Vous aviez adapté il y a quelques années le chapitre 4 des Voyages de Gulliver. Que met en lumière ce nouveau périple dans l’archipel de Laputa?


Madeleine Louarn : Le roman de Jonathan Swift nous permet de nous projeter dans une histoire que l’on pourrait dire « hors du temps » mais qui nous offre la possibilité d’aborder certains enjeux de notre époque. Lorsque Les Voyages de Gulliver paraissent en 1726, Jonathan Swift est en première ligne pour observer les « crises » qui secouent le XVIII e siècle et le Royaume- Uni : révolution industrielle et technologique, nouvelles utopies politiques... Ce conte philosophique fait écho à ce que nous vivons. Il parle de mondes en pleine transformation, du doute et de l’angoisse que cela produit. Les questions qu’il pose sont étonnamment contemporaines.


Jean-François Auguste : Comment parler de « la fin » à travers le corps des hommes ? Comment nos propres corps sont-ils traversés par une époque ? Que signifie aujourd’hui la fin du monde et la fin de soi ? Comment répondre à nos fragilités ? La science, l’innovation et le transhumanisme répondent-ils ou non à notre angoisse ? La force de Swift est de poser ces questions avec humour et profondeur, philosophie et autodérision.


Pour cette création, les acteurs de Catalyse ont pris part à l’écriture du spectacle.
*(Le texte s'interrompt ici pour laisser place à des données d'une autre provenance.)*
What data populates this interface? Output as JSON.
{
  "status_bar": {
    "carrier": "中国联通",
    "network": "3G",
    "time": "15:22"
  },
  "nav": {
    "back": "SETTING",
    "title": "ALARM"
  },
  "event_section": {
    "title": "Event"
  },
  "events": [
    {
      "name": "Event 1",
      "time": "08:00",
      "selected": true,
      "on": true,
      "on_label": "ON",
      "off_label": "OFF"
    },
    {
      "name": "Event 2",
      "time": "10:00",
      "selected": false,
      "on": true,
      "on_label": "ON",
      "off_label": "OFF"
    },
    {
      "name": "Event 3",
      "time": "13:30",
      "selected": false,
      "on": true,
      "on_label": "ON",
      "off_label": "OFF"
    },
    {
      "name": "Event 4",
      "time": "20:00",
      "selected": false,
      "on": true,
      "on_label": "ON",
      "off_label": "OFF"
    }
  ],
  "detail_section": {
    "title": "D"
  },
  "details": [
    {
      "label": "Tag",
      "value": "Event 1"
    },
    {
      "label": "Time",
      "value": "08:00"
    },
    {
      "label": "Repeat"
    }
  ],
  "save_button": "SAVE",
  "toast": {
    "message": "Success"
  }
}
Cela a-t-il eu un impact sur leur manière de traverser l’histoire ?


Madeleine Louarn : Ils ont vraiment pris l’écriture à bras le corps. Leslie Six et Pierre Chevallier, les dramaturges avec qui nous avons collaboré, ont mené des ateliers avec les acteurs pendant deux ans. Nous avons essayé de rester au plus près de leur langue. Cette recherche avait deux axes majeurs : les personnages qu’ils allaient incarner et l’univers de Gulliver. Ce travail d’écriture révèle une puissance d’imagination surprenante qui renouvelle leur rapport au plateau.


Jean-François Auguste : Il renouvelle aussi leur implication. Nous avons voulu créer une vraie rencontre entre Swift et les acteurs de Catalyse. Beaucoup de motifs et de textes du spectacle viennent de leurs travaux d’écriture. Cela crée un rapport à la langue et aux personnages plus familier. Et cela renforce aussi le plaisir qu’ils ont à jouer.


Comment sera représenté ce voyage au plateau ?


Jean-François Auguste : Le troisième chapitre des Voyages de Gulliver se passe dans les quatre îles de l’archipel de Laputa. Chacune de ces îles est singulière et questionne différemment les thèmes de notre dramaturgie. Ces quatre univers très distincts seront mis en valeur par le travail de l’artiste plasticienne Hélène Delprat. Les costumes des personnages qui les habitent seront conçus par Clémence Delille. Et les ambiances sonores seront créées par Alain Mahé. Même si les thèmes que nous abordons peuvent paraître sombres ou difficiles, nous voulons les traiter par le rire ou le jeu.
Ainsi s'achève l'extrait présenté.